Sunday serendipity

His conscience was perfectly neutral. For it was his deliberate opinion that no form of ecclesiastical polity was of divine institution.

Thomas Babington Macaulay.
“The History of England, from the Accession of James II — Volume 3.”

Those sage words reputedly reflected the thinking of the King of England William of Orange. At first blush the observation appears directed solely to the paramountcy of the state (parliament) over inherited dominion of royalty or prelacy (the theory being in some sectors that entitlement derived from apostolic lineage specifically succession from St Peter). It was an equal obstruction to both Catholic and Protestant claimants.

Many Protestants heralded William as a champion of their faith. In 1685, his Catholic uncle and father-in-law, James, became king of England, Scotland, and Ireland. James’s reign was unpopular with the Protestant majority in Britain, who feared a revival of Catholicism. Supported by a group of influential British political and religious leaders, William invaded England in what became known as the Glorious Revolution. In 1688, he landed at the south-western English port of Brixham; James was deposed shortly afterward.

One must however pay close attention to the interpretation of Thomas Babington Macaulay. His use of the words “ecclesiastical polity” was unquestionably deliberate. Its obfuscation is deliberate.

Ecclesiastical Latin, also called Church Latin, Liturgical Latin or Italianate Latin, is a form of Latin initially developed to discuss Christian thought and later used as a lingua franca by the Medieval and Early Modern upper class of Europe. It includes words from Vulgar Latin and Classical Latin (as well as Greek and Hebrew) re-purposed with Christian meaning.

The term lingua franca is taken from the medieval Mediterranean Lingua Franca, an Italian-based pidgin language used especially by traders in the Mediterranean Basin from the 11th to the 19th centuries.

Macaulay published his text in 1876. He was basically a product of his own British interpretation of history; that is, white Anglican with a strong dose of German influence. He looked down his nose at anything beyond the borders of the former British empire. He routinely called native citizens savages, a description not far removed from his inbred opinion of both the Scottish and Irish.

But a deeper examination reveals a hidden truth. At even a hundred years after the French Revolution (1789) and the American Revolution (1775 – 1783), Macaulay was unprepared to confess his disbelief in religion as proposed by such eminent and influential writers as Thomas Paine who advised Benjamin Franklin in 1776. Significantly Paine wrote the Age of Reason which challenged the legitimacy of religion on almost any but the most psychedelic level.

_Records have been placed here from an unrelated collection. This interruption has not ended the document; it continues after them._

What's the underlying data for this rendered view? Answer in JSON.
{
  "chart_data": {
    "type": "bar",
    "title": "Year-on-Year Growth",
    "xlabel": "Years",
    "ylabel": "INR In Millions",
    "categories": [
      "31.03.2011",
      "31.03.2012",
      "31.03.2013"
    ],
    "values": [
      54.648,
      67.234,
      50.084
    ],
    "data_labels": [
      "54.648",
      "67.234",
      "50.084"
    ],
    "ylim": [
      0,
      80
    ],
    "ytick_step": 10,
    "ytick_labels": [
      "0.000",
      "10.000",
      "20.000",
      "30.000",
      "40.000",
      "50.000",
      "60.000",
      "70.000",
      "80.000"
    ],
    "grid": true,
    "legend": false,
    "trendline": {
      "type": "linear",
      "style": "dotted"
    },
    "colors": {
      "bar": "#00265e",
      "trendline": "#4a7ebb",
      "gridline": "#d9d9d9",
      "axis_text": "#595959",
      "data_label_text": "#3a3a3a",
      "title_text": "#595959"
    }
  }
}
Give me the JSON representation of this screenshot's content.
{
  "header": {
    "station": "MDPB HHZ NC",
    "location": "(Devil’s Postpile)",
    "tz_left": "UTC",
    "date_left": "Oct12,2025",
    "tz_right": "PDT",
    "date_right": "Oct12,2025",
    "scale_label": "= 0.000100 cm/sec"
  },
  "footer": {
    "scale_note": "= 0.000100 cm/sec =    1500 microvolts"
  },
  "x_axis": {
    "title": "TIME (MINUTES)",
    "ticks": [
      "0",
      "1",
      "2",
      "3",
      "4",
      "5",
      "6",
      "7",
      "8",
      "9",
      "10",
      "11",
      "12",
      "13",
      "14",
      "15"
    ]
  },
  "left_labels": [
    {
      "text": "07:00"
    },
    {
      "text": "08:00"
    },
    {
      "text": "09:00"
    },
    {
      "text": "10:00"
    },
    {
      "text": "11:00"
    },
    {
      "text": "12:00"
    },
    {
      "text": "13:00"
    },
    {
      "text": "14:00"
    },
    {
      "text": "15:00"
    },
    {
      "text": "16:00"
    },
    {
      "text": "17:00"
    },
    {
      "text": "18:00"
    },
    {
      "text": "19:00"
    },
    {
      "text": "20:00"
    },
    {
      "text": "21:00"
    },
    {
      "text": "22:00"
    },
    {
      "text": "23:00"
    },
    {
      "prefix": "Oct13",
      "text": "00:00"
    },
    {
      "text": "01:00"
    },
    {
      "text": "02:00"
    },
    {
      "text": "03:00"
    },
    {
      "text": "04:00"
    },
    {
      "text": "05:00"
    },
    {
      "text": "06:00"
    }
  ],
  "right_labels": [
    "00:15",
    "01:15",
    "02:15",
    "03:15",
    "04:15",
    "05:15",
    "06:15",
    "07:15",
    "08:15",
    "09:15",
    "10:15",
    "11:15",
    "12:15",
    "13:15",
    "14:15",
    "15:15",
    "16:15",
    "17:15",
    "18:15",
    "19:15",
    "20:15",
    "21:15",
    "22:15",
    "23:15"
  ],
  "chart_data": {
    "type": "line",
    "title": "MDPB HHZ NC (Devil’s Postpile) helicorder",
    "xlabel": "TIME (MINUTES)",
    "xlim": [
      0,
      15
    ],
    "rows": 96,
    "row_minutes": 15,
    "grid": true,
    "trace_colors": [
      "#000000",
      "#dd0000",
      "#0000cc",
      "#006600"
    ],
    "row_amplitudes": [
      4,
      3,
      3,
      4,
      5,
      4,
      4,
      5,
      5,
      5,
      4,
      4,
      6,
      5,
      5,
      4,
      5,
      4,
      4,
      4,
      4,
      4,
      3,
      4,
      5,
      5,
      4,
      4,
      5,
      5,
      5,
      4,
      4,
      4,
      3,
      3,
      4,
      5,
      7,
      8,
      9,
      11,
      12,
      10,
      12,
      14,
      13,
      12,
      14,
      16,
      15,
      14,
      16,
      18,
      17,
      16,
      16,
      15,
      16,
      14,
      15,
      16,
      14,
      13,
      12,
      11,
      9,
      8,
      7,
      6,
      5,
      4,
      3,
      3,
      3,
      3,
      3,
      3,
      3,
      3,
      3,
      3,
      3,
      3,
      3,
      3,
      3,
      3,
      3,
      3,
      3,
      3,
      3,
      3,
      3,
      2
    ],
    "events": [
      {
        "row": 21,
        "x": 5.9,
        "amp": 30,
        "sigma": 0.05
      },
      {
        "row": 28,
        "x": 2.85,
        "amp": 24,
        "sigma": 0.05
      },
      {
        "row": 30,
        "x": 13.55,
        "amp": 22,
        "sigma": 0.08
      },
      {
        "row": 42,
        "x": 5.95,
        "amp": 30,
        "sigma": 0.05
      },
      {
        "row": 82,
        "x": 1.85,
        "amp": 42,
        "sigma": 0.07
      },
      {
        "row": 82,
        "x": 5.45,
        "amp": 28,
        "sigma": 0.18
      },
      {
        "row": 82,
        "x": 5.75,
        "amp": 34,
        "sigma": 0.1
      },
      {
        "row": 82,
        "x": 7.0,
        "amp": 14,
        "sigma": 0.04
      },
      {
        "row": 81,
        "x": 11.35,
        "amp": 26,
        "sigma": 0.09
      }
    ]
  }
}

The Age of Reason; Being an Investigation of True and Fabulous Theology is a work by English and American political activist Thomas Paine, arguing for the philosophical position of deism. It follows in the tradition of 18th-century British deism, and challenges institutionalized religion and the legitimacy of the Bible. It was published in three parts in 1794, 1795, and 1807.

Franklin distanced himself from Paine. As have done many Americans since. It is only in the recent past that Paine’s contribution to American independence is acknowledged. Increasingly people in positions of authority have admitted their retail interest only in religion. Which is to say most people continue to shroud their disavowal of the preposterous theories recommended by the ecclesiastical polity.

The political connection with the church is nothing new. But lately its authenticity for doing more than preserving unnecessary differences is under scrutiny and in some instances attack. Yet just as the evidence of most religious mandates have no verifiable proof, it paradoxically affords the religious advocates an entirely hidden and untouchable demon.

Resolving the so-called logical challenge of religion is only part of the problem. Religion left unquestioned remains a source of political advantage though clearly with no verifiable input. And it requires but a moderate subterfuge for mercenary interests to expand their already questionable authenticity to other expropriation. Like ink in a soup the contamination spreads imperceptibly and soon spoils the whole.